737 MAX 

Boeing proposerait une solution dans 10 jours

Une dépêche de l’Agence France-Presse (AFP) selon laquelle Boeing pourrait parvenir à corriger le logiciel de ses avions 737 MAX d’ici une dizaine de jours a encouragé les investisseurs hier, et fait rebondir les titres d’entreprises concernées, dont Boeing et Air Canada.

Bien que les causes de l’écrasement d’un avion d’Ethiopian Airlines dimanche dernier demeurent inconnues, plusieurs signes pointent vers un système automatisé baptisé MCAS (Maneuvering Characteristics Augmentation System), déjà perçu comme le grand responsable d’un autre écrasement, celui de Lion Air, en octobre, en Indonésie.

Une mise à jour du MCAS était donc en chantier avant même l’écrasement de dimanche.
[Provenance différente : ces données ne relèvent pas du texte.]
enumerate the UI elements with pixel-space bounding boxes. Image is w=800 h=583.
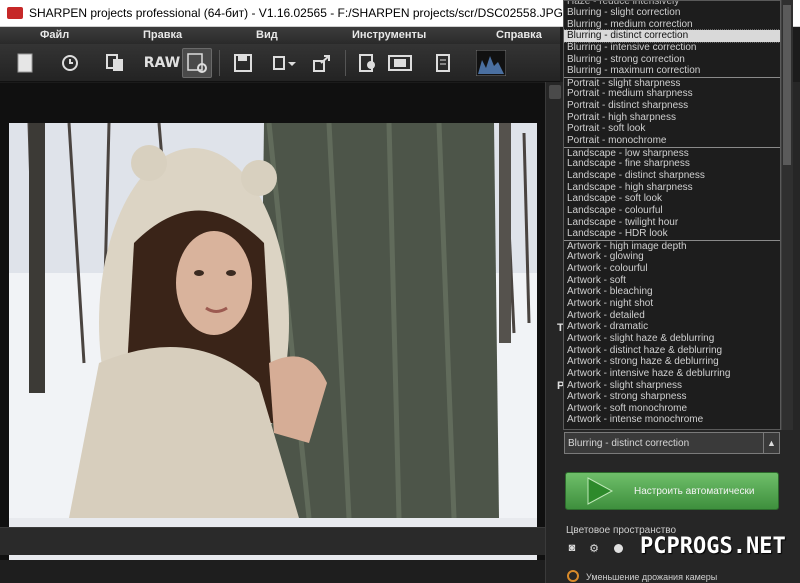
color-space-radio[interactable] xyxy=(614,544,623,553)
menu-tools[interactable]: Инструменты xyxy=(352,27,426,44)
auto-adjust-button[interactable]: Настроить автоматически xyxy=(565,472,779,510)
preset-list-item[interactable]: Landscape - HDR look xyxy=(564,228,780,240)
play-icon xyxy=(587,477,614,505)
app-logo-icon xyxy=(7,7,23,19)
film-button[interactable] xyxy=(385,48,415,78)
settings-icon[interactable]: ⚙ xyxy=(587,542,601,556)
histogram-button[interactable] xyxy=(475,48,507,78)
preset-list-item[interactable]: Artwork - slight haze & deblurring xyxy=(564,333,780,345)
preset-list-item[interactable]: Blurring - strong correction xyxy=(564,54,780,66)
preset-list-item[interactable]: Blurring - slight correction xyxy=(564,7,780,19)
history-button[interactable] xyxy=(55,48,85,78)
preset-list-item[interactable]: Artwork - strong haze & deblurring xyxy=(564,356,780,368)
preset-list-item[interactable]: Artwork - intense monochrome xyxy=(564,414,780,426)
clipboard-icon xyxy=(436,54,450,72)
compare-button[interactable] xyxy=(100,48,130,78)
preset-list-item[interactable]: Blurring - medium correction xyxy=(564,19,780,31)
preset-list-item[interactable]: Artwork - soft monochrome xyxy=(564,403,780,415)
preset-list-item[interactable]: Artwork - distinct haze & deblurring xyxy=(564,345,780,357)
history-icon xyxy=(62,55,78,71)
filmstrip-strip xyxy=(0,560,545,583)
preset-list-item[interactable]: Landscape - fine sharpness xyxy=(564,158,780,170)
menu-edit[interactable]: Правка xyxy=(143,27,182,44)
auto-adjust-label: Настроить автоматически xyxy=(634,485,755,497)
preset-list-item[interactable]: Artwork - intensive haze & deblurring xyxy=(564,368,780,380)
menu-help[interactable]: Справка xyxy=(496,27,542,44)
new-document-button[interactable] xyxy=(10,48,40,78)
preset-list-item[interactable]: Artwork - glowing xyxy=(564,251,780,263)
raw-label: RAW xyxy=(143,55,181,71)
save-button[interactable] xyxy=(228,48,258,78)
preset-list-item[interactable]: Portrait - monochrome xyxy=(564,135,780,147)
preset-list-item[interactable]: Artwork - colourful xyxy=(564,263,780,275)
batch-icon xyxy=(359,54,375,72)
export-dropdown-button[interactable] xyxy=(270,48,300,78)
preset-list-item[interactable]: Landscape - distinct sharpness xyxy=(564,170,780,182)
preset-dropdown-list[interactable]: Haze - reduce intensively Blurring - sli… xyxy=(563,0,781,430)
preset-list-item[interactable]: Artwork - detailed xyxy=(564,310,780,322)
window-title: SHARPEN projects professional (64-бит) -… xyxy=(29,6,563,20)
preset-list-item[interactable]: Artwork - night shot xyxy=(564,298,780,310)
preset-list-item[interactable]: Artwork - slight sharpness xyxy=(564,380,780,392)
panel-handle[interactable] xyxy=(549,85,561,99)
menu-view[interactable]: Вид xyxy=(256,27,278,44)
preset-list-item[interactable]: Blurring - maximum correction xyxy=(564,65,780,77)
camera-icon[interactable]: ◙ xyxy=(565,542,579,556)
share-icon xyxy=(313,55,330,72)
preset-list-item[interactable]: Blurring - distinct correction xyxy=(564,29,780,43)
preset-combo-value: Blurring - distinct correction xyxy=(568,437,690,449)
preset-list-item[interactable]: Landscape - soft look xyxy=(564,193,780,205)
toolbar: RAW xyxy=(0,44,560,82)
preset-list-item[interactable]: Landscape - high sharpness xyxy=(564,182,780,194)
preset-list-item[interactable]: Artwork - strong sharpness xyxy=(564,391,780,403)
status-strip xyxy=(0,527,545,555)
preset-list-item[interactable]: Artwork - dramatic xyxy=(564,321,780,333)
export-icon xyxy=(273,56,296,70)
histogram-icon xyxy=(476,50,506,76)
batch-button[interactable] xyxy=(352,48,382,78)
photo-preview[interactable] xyxy=(9,123,537,561)
shake-icon xyxy=(567,570,579,582)
grid-gear-icon xyxy=(187,53,207,73)
menu-file[interactable]: Файл xyxy=(40,27,69,44)
preset-list-item[interactable]: Portrait - distinct sharpness xyxy=(564,100,780,112)
shake-reduction-label: Уменьшение дрожания камеры xyxy=(586,572,718,582)
preset-list-item[interactable]: Portrait - soft look xyxy=(564,123,780,135)
preset-list-item[interactable]: Portrait - slight sharpness xyxy=(564,76,780,89)
clipboard-button[interactable] xyxy=(428,48,458,78)
copy-icon xyxy=(106,54,123,71)
preset-list-item[interactable]: Portrait - medium sharpness xyxy=(564,88,780,100)
chevron-up-icon[interactable]: ▲ xyxy=(763,433,779,453)
scrollbar-thumb[interactable] xyxy=(783,5,791,165)
settings-grid-button[interactable] xyxy=(182,48,212,78)
film-icon xyxy=(388,55,412,71)
preset-list-item[interactable]: Artwork - high image depth xyxy=(564,239,780,252)
preset-list-item[interactable]: Landscape - colourful xyxy=(564,205,780,217)
menu-bar: Файл Правка Вид Инструменты Справка xyxy=(0,27,560,44)
photo-image xyxy=(9,123,537,519)
save-icon xyxy=(234,54,252,72)
share-button[interactable] xyxy=(307,48,337,78)
preset-list-item[interactable]: Landscape - twilight hour xyxy=(564,217,780,229)
preset-list-item[interactable]: Artwork - bleaching xyxy=(564,286,780,298)
preset-list-item[interactable]: Portrait - high sharpness xyxy=(564,112,780,124)
preset-list-item[interactable]: Artwork - soft xyxy=(564,275,780,287)
document-icon xyxy=(17,53,33,73)
preset-combo[interactable]: Blurring - distinct correction ▲ xyxy=(564,432,780,454)
preset-list-item[interactable]: Landscape - low sharpness xyxy=(564,146,780,159)
watermark: PCPROGS.NET xyxy=(640,534,786,559)
raw-button[interactable]: RAW xyxy=(143,48,181,78)
preset-list-item[interactable]: Blurring - intensive correction xyxy=(564,42,780,54)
Selon l’AFP, elle pourrait être prête à déployer d’ici à peine 10 jours. Le processus nécessiterait environ deux heures par appareil. Le nombre exact d’appareils 737 MAX en circulation dans le monde n’a pas été précisé par Boeing, mais il serait de 387, selon la Federal Aviation Administration (FAA) américaine.

L’annonce de l’AFP, qui n’a pas été confirmée par Boeing elle-même, a immédiatement fait rebondir l’action de Boeing, qui se trouvait alors légèrement en territoire négatif. Elle a finalement terminé la journée en hausse de 1,5 %.
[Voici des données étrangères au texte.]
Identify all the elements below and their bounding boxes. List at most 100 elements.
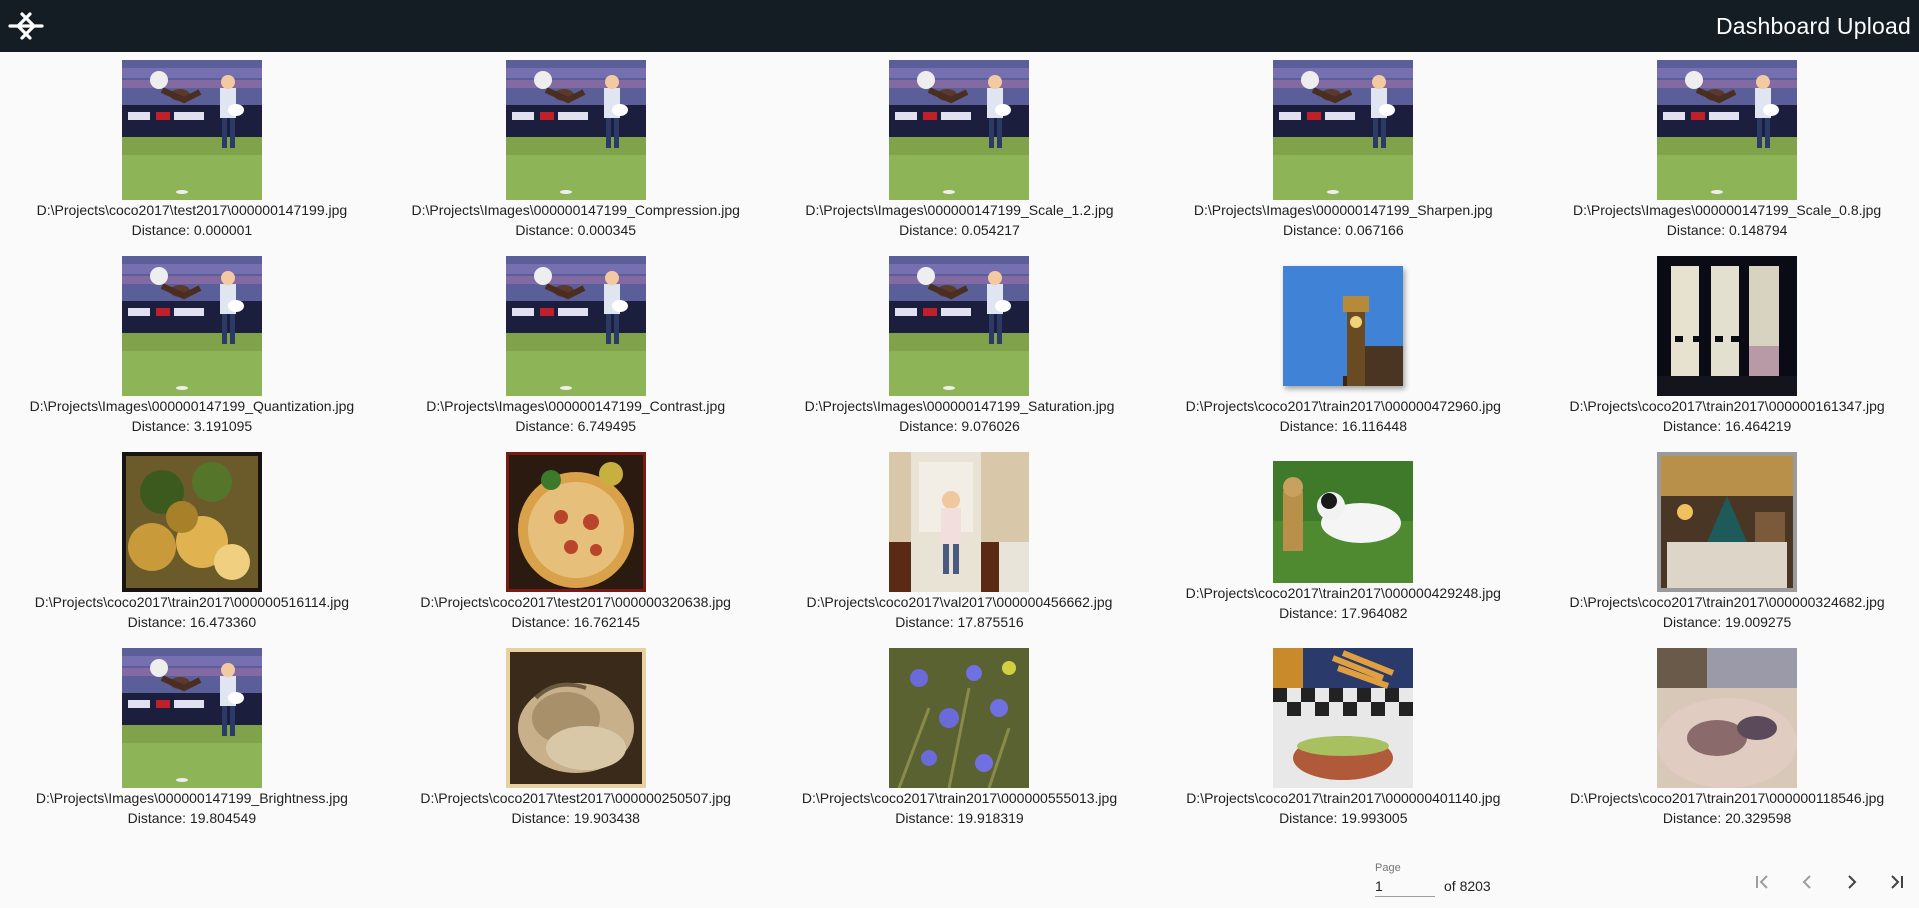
thumbnail-container	[505, 648, 646, 788]
result-distance: Distance: 17.875516	[895, 614, 1024, 630]
result-card[interactable]: D:\Projects\Images\000000147199_Brightne…	[0, 640, 384, 836]
result-thumbnail[interactable]	[1273, 648, 1414, 788]
result-path: D:\Projects\coco2017\val2017\00000045666…	[806, 594, 1113, 610]
page-field: Page	[1375, 862, 1437, 897]
thumbnail-container	[121, 256, 262, 396]
page-label: Page	[1375, 862, 1401, 874]
thumbnail-container	[889, 60, 1030, 200]
result-path: D:\Projects\coco2017\test2017\0000002505…	[420, 790, 731, 806]
result-card[interactable]: D:\Projects\coco2017\val2017\00000045666…	[768, 444, 1152, 640]
result-thumbnail[interactable]	[505, 60, 646, 200]
result-distance: Distance: 20.329598	[1662, 810, 1792, 826]
result-distance: Distance: 0.148794	[1666, 222, 1788, 238]
result-thumbnail[interactable]	[889, 452, 1030, 592]
result-distance: Distance: 0.000001	[131, 222, 253, 238]
thumbnail-container	[1273, 648, 1414, 788]
last-page-icon	[1890, 875, 1903, 889]
result-thumbnail[interactable]	[1657, 452, 1798, 592]
next-page-button[interactable]	[1832, 862, 1872, 902]
result-card[interactable]: D:\Projects\Images\000000147199_Saturati…	[768, 248, 1152, 444]
thumbnail-container	[1273, 452, 1414, 592]
result-thumbnail[interactable]	[505, 256, 646, 396]
thumbnail-container	[1657, 648, 1798, 788]
result-thumbnail[interactable]	[1657, 256, 1798, 396]
result-distance: Distance: 3.191095	[131, 418, 253, 434]
result-card[interactable]: D:\Projects\coco2017\train2017\000000118…	[1535, 640, 1919, 836]
page-count: of 8203	[1444, 878, 1491, 894]
result-thumbnail[interactable]	[1657, 60, 1798, 200]
result-card[interactable]: D:\Projects\coco2017\train2017\000000555…	[768, 640, 1152, 836]
result-card[interactable]: D:\Projects\coco2017\test2017\0000002505…	[384, 640, 768, 836]
result-path: D:\Projects\coco2017\test2017\0000001471…	[36, 202, 348, 218]
last-page-button[interactable]	[1877, 862, 1917, 902]
previous-page-button[interactable]	[1787, 862, 1827, 902]
result-distance: Distance: 19.918319	[895, 810, 1024, 826]
result-card[interactable]: D:\Projects\coco2017\test2017\0000001471…	[0, 52, 384, 248]
result-distance: Distance: 0.067166	[1282, 222, 1404, 238]
result-card[interactable]: D:\Projects\coco2017\train2017\000000516…	[0, 444, 384, 640]
result-path: D:\Projects\Images\000000147199_Scale_1.…	[805, 202, 1114, 218]
result-thumbnail[interactable]	[121, 60, 262, 200]
result-path: D:\Projects\Images\000000147199_Saturati…	[804, 398, 1115, 414]
result-distance: Distance: 19.009275	[1662, 614, 1792, 630]
result-thumbnail[interactable]	[505, 452, 646, 592]
result-thumbnail[interactable]	[1273, 60, 1414, 200]
result-thumbnail[interactable]	[889, 648, 1030, 788]
result-thumbnail[interactable]	[505, 648, 646, 788]
thumbnail-container	[1657, 256, 1798, 396]
thumbnail-container	[889, 648, 1030, 788]
result-distance: Distance: 17.964082	[1279, 605, 1408, 621]
first-page-button[interactable]	[1742, 862, 1782, 902]
app-title: Dashboard Upload	[1716, 12, 1911, 39]
result-thumbnail[interactable]	[121, 256, 262, 396]
result-card[interactable]: D:\Projects\coco2017\train2017\000000401…	[1151, 640, 1535, 836]
result-card[interactable]: D:\Projects\coco2017\train2017\000000472…	[1151, 248, 1535, 444]
chevron-right-icon	[1847, 875, 1856, 889]
result-card[interactable]: D:\Projects\Images\000000147199_Scale_0.…	[1535, 52, 1919, 248]
pagination-buttons	[1739, 860, 1919, 904]
result-path: D:\Projects\Images\000000147199_Brightne…	[35, 790, 348, 806]
result-thumbnail[interactable]	[889, 60, 1030, 200]
thumbnail-container	[121, 60, 262, 200]
result-thumbnail[interactable]	[1273, 461, 1414, 583]
result-card[interactable]: D:\Projects\Images\000000147199_Sharpen.…	[1151, 52, 1535, 248]
result-card[interactable]: D:\Projects\Images\000000147199_Quantiza…	[0, 248, 384, 444]
result-thumbnail[interactable]	[121, 452, 262, 592]
page-input[interactable]	[1375, 874, 1435, 897]
result-card[interactable]: D:\Projects\Images\000000147199_Scale_1.…	[768, 52, 1152, 248]
result-path: D:\Projects\coco2017\train2017\000000472…	[1185, 398, 1501, 414]
result-card[interactable]: D:\Projects\coco2017\train2017\000000429…	[1151, 444, 1535, 640]
thumbnail-container	[1273, 60, 1414, 200]
thumbnail-container	[1657, 452, 1798, 592]
result-card[interactable]: D:\Projects\coco2017\train2017\000000324…	[1535, 444, 1919, 640]
result-distance: Distance: 19.993005	[1279, 810, 1408, 826]
result-distance: Distance: 6.749495	[515, 418, 637, 434]
result-path: D:\Projects\coco2017\test2017\0000003206…	[420, 594, 731, 610]
result-card[interactable]: D:\Projects\Images\000000147199_Compress…	[384, 52, 768, 248]
result-card[interactable]: D:\Projects\Images\000000147199_Contrast…	[384, 248, 768, 444]
result-thumbnail[interactable]	[1283, 266, 1404, 386]
thumbnail-container	[121, 452, 262, 592]
result-thumbnail[interactable]	[1657, 648, 1798, 788]
app-toolbar: Dashboard Upload	[0, 0, 1919, 52]
results-grid: D:\Projects\coco2017\test2017\0000001471…	[0, 52, 1919, 836]
result-distance: Distance: 0.000345	[515, 222, 637, 238]
result-distance: Distance: 16.116448	[1279, 418, 1407, 434]
thumbnail-container	[1273, 256, 1413, 396]
result-path: D:\Projects\Images\000000147199_Quantiza…	[29, 398, 355, 414]
logo-icon[interactable]	[4, 4, 48, 48]
thumbnail-container	[1657, 60, 1798, 200]
result-card[interactable]: D:\Projects\coco2017\train2017\000000161…	[1535, 248, 1919, 444]
thumbnail-container	[889, 452, 1030, 592]
result-path: D:\Projects\Images\000000147199_Compress…	[411, 202, 740, 218]
result-distance: Distance: 19.903438	[511, 810, 640, 826]
result-card[interactable]: D:\Projects\coco2017\test2017\0000003206…	[384, 444, 768, 640]
thumbnail-container	[505, 60, 646, 200]
result-path: D:\Projects\coco2017\train2017\000000401…	[1186, 790, 1501, 806]
result-thumbnail[interactable]	[889, 256, 1030, 396]
result-thumbnail[interactable]	[121, 648, 262, 788]
result-path: D:\Projects\Images\000000147199_Scale_0.…	[1572, 202, 1882, 218]
result-path: D:\Projects\coco2017\train2017\000000555…	[801, 790, 1118, 806]
result-path: D:\Projects\Images\000000147199_Contrast…	[426, 398, 726, 414]
result-path: D:\Projects\coco2017\train2017\000000161…	[1569, 398, 1885, 414]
Le titre d’Air Canada, légèrement plombé en début de journée par l’annonce que l’entreprise suspendait ses prévisions de résultats financiers en raison des circonstances, est passé du rouge au vert dès la publication de la dépêche de l’AFP, pour cependant conclure en baisse de 0,7 %.

Transports Canada prêt à agir

Le délai annoncé de 10 jours a de quoi étonner. Jeudi, des analystes de Bank of America avaient estimé le délai nécessaire à trois ou six mois.

Théoriquement, une telle mise à jour devrait faire l’objet d’un processus de certification de la FAA et d’autres autorités nationales. Ces dernières, habituées jusque-là à baser leurs décisions sur celles de la FAA, pourraient s’attarder davantage cette fois, d’autant qu’elles ont toutes prononcé des interdictions de vol sans attendre les États-Unis.

« Pour être déployée au Canada, la mise à jour des logiciels devra être approuvée par la Federal Aviation Administration, puis validée par Transports Canada conformément à notre entente bilatérale avec les États-Unis », a expliqué hier Transports Canada.

« Cette procédure peut prendre de quelques jours à quelques mois selon la complexité de la modification technique ».

Au bureau du ministre fédéral des Transports, Marc Garneau, on assurait jeudi que le Canada n’hésiterait pas, si nécessaire, à aller plus loin que les États-Unis dans ses exigences.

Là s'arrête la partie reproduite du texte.